You also want to hit him with queueing theory.

Up to a hair over 60% utilization the queuing delays on any work queue remain essentially negligible. At 70 they become noticeable, and at 80% they've doubled. And then it just turns into a shitshow from there on.

The rule of thumb is 60% is zero, and 80% is the inflection point where delays go exponential.

The biggest cluster I ran, we hit about 65% CPU at our target P95 time, which is pretty much right on the theoretical mark.

▲

BrendanLong 6 days ago | parent | next [-]

A big part of this is that CPU utilization metrics are frequently averaged over a long period of time (like a minute), but if your SLO is 100 ms, what you care about is whether there's any ~100 ms period where CPU utilization is at 100%. Measuring p99 (or even p100) CPU utilization can make this a lot more visible.

▲

hinkley 6 days ago | parent | next [-]

The vertical for this company was one where the daily traffic was oddly regular. That the two lines matched expectations likely has to do with the smoothness of the load.

The biggest problem was not variance in request rate it was variance in request cost, which is usually where queuing kicks in, unless you're being dumb about things. I think for a lot of apps p98 is probably a better metric to chase, p99 and p100 are useful for understanding your application better, but I'm not sure you want your bosses to fixate on them.

But our contracts were for p95, which was fortunate given the workload, or at least whoever made the contracts got good advice from the engineering team.

▲

kccqzy 6 days ago | parent | prev [-]

If your SLO is 100 ms you need far more granular measurement periods than that.
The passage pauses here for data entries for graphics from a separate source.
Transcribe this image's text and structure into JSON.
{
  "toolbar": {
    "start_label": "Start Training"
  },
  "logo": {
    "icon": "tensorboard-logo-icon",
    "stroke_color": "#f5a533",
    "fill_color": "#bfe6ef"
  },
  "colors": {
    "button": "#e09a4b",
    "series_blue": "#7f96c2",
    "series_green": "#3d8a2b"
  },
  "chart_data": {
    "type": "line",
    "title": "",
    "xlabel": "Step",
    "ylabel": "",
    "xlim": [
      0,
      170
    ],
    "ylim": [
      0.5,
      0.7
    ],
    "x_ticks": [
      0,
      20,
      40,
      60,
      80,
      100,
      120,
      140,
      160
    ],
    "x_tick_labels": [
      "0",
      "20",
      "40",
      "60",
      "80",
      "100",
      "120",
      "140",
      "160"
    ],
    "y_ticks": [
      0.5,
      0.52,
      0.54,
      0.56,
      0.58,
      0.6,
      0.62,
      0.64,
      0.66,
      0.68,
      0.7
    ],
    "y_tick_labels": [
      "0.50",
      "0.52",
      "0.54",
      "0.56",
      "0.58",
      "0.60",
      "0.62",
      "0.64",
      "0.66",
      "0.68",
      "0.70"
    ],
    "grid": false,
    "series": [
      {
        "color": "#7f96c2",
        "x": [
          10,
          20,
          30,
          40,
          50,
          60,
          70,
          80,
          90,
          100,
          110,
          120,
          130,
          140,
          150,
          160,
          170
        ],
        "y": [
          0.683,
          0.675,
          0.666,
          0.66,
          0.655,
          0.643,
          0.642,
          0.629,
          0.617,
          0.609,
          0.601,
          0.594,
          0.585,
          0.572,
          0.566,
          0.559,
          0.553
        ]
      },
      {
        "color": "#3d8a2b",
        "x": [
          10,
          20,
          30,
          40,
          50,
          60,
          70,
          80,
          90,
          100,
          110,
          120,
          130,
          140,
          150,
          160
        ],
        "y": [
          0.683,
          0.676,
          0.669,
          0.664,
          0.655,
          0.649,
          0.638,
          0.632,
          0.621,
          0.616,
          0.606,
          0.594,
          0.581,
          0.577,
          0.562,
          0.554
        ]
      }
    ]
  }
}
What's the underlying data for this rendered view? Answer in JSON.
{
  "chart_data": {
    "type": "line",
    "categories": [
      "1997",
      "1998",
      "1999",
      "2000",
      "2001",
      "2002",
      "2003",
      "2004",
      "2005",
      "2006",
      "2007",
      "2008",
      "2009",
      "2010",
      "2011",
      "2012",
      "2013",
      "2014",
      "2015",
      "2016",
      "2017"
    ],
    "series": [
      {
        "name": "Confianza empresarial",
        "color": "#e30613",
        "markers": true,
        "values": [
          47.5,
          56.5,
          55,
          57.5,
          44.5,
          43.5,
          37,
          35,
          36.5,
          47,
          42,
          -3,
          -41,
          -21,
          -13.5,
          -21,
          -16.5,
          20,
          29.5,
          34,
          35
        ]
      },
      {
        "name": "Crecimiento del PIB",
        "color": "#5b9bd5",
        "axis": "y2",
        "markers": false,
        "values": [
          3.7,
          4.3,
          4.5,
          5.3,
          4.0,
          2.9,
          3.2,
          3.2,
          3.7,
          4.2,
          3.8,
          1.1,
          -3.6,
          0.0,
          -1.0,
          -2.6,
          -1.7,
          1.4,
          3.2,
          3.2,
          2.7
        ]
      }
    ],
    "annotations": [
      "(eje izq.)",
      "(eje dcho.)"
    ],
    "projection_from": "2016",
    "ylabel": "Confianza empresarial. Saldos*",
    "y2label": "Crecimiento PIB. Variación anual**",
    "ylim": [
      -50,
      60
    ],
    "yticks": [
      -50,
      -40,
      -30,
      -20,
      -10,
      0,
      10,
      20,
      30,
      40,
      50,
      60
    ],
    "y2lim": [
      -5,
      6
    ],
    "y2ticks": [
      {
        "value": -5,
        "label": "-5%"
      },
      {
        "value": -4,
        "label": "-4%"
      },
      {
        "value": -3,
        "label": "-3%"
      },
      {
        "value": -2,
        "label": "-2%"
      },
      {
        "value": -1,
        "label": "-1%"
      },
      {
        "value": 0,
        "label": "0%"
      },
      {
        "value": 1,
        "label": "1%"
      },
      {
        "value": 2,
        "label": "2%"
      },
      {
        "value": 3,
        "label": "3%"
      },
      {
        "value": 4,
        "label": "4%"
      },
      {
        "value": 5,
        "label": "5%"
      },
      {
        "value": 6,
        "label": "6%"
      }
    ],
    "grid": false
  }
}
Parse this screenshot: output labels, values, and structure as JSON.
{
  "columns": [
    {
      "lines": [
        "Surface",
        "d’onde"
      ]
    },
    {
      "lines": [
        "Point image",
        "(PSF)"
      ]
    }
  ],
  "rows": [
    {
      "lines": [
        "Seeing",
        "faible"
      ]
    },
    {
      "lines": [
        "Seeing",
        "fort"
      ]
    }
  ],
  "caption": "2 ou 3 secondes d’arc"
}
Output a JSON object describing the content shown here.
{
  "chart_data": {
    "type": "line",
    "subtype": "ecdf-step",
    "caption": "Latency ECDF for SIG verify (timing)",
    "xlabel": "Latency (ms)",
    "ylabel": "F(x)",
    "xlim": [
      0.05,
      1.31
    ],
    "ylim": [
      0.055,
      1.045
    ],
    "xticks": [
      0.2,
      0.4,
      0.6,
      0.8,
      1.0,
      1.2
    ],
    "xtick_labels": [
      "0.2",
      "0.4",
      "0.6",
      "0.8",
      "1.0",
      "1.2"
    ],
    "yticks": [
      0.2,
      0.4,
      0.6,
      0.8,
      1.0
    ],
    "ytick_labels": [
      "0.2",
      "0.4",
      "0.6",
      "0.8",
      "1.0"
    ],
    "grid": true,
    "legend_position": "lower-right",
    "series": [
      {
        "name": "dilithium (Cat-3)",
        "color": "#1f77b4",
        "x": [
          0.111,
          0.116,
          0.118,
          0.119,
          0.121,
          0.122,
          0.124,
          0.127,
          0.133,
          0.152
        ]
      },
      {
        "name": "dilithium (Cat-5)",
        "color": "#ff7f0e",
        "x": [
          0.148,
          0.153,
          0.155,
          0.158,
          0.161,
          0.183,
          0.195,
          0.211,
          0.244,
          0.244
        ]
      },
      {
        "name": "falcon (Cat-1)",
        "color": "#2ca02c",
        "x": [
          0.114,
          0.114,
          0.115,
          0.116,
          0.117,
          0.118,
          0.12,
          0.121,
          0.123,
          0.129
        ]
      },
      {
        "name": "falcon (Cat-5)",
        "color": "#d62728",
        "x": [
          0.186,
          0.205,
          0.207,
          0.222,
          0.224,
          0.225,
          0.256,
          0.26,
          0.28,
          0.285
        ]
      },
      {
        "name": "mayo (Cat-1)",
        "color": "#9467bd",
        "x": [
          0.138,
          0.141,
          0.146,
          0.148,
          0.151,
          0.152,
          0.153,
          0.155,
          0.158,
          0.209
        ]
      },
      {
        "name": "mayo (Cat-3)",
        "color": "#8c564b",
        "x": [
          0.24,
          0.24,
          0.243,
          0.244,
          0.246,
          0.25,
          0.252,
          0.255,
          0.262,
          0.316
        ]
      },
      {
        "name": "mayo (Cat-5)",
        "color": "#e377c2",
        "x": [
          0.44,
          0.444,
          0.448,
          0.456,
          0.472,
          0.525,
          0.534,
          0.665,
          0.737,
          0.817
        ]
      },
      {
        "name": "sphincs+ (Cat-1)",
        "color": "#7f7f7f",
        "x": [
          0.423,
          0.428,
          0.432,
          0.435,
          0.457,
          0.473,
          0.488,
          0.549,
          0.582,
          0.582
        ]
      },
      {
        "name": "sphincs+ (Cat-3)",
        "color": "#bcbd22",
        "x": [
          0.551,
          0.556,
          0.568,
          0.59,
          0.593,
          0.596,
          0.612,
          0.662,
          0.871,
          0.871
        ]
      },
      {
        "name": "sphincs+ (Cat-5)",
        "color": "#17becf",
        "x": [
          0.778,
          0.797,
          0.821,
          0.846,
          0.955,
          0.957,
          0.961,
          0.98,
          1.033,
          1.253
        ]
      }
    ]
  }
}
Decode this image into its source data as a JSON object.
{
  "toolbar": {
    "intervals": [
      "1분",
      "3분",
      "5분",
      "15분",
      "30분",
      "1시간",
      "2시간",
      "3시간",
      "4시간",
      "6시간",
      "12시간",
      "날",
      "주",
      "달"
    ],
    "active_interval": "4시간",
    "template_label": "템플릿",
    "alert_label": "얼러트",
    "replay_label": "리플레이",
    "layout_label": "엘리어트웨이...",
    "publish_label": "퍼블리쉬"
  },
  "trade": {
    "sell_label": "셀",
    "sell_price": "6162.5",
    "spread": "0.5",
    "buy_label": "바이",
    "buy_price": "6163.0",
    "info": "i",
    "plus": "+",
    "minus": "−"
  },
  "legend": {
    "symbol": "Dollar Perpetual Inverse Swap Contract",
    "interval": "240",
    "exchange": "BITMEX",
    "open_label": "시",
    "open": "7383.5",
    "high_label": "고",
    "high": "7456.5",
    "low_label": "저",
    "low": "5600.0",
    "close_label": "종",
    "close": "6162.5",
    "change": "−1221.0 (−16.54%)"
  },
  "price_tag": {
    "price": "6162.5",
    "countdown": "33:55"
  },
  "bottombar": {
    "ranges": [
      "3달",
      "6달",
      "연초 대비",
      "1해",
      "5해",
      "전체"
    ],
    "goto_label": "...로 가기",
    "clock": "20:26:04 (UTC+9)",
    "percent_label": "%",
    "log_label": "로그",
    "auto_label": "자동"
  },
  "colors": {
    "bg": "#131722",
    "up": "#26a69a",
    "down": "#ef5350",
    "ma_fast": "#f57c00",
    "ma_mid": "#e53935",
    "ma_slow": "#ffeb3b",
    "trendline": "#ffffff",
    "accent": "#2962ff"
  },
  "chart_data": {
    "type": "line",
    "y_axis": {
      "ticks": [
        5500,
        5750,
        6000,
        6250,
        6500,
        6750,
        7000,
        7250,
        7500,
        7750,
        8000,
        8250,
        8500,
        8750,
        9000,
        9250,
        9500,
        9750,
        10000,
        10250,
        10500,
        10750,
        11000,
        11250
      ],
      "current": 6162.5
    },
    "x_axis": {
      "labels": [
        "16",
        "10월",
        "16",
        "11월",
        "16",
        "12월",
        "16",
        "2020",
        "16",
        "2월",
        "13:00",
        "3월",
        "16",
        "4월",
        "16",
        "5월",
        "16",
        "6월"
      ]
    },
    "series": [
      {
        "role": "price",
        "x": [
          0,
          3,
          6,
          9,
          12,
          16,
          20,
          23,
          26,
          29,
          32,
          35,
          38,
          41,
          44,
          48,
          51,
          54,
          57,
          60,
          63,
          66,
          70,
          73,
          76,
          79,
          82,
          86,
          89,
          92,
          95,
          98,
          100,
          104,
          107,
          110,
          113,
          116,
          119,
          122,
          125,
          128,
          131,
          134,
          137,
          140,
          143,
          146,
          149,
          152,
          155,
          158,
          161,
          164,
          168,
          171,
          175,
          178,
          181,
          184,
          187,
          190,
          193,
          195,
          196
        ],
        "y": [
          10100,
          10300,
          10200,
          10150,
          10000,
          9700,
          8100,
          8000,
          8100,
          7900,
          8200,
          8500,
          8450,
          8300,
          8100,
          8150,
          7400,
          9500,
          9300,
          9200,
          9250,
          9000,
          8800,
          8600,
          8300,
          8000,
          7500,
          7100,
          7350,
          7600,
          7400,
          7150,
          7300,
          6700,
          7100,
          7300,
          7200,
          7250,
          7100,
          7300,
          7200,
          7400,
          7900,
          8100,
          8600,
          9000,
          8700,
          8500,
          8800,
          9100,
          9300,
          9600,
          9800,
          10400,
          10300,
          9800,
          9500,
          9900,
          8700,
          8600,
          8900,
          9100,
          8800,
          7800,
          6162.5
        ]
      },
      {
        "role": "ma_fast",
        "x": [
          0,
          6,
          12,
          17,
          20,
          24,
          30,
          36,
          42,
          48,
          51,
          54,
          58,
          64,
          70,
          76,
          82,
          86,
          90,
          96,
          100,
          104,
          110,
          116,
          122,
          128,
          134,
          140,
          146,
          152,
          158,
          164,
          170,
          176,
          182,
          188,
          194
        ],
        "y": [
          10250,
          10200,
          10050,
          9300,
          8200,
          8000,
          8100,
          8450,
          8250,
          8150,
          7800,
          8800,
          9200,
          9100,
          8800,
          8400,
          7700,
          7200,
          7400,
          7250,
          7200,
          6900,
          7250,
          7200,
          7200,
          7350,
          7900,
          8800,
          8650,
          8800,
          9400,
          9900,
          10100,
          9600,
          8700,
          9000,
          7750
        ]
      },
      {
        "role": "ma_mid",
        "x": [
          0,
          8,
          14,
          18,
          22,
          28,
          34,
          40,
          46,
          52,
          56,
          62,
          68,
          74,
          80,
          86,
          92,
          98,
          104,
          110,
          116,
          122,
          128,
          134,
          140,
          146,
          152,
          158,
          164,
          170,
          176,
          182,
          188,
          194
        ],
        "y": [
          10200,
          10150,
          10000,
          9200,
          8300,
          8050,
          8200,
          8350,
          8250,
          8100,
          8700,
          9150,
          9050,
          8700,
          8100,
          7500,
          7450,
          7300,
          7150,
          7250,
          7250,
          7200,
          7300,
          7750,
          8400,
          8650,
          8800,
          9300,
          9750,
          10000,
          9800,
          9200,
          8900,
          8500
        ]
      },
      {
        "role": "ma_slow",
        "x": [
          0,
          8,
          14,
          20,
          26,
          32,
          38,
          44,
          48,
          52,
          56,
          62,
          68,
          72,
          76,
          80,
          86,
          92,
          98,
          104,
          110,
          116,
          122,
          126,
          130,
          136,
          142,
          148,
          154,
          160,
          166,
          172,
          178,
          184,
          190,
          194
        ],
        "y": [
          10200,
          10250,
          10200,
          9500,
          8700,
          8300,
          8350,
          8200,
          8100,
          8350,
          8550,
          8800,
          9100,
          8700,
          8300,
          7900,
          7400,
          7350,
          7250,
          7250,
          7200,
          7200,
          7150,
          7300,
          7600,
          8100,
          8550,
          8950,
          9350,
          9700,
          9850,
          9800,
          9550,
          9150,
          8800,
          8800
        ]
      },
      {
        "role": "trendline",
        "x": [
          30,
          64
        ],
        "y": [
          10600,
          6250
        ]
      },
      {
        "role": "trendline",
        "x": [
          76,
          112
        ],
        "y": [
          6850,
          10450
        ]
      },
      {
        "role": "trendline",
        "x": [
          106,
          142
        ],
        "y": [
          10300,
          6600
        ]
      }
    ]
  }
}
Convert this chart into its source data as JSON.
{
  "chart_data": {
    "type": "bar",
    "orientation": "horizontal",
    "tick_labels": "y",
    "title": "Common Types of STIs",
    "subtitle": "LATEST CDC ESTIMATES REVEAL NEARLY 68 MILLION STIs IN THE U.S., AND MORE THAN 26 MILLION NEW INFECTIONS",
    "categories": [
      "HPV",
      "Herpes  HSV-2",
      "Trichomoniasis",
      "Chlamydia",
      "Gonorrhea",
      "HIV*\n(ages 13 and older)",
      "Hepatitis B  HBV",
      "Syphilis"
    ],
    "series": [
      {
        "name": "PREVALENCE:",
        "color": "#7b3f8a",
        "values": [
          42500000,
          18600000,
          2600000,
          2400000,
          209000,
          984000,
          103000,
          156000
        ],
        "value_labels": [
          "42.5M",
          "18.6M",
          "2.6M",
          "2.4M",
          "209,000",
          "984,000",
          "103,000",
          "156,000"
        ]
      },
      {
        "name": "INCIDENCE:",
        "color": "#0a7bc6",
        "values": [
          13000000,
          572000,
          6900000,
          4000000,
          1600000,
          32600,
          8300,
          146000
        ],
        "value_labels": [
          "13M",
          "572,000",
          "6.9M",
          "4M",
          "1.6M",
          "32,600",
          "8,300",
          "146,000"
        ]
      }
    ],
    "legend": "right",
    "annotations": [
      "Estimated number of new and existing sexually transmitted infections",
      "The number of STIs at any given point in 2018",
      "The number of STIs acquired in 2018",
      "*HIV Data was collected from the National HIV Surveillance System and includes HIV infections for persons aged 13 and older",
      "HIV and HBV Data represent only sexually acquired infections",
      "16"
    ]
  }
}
You should measure the p99 or p100 utilization for every 5-ms interval or so.

	▲	6 days ago \| parent [-]
		[deleted]

▲

Ambroisie 6 days ago | parent | prev [-]

Do you have a link to a more in-depth analysis of the queuing theory for these numbers?

	▲	hinkley 6 days ago \| parent [-]
		I can picture charts from various treatments in my head but none of the names stick. I really should have a favorite couple of links or books but unfortunately I do not. I will put that on my todo list. The magic search terms are “queue size/length”, “utilization”.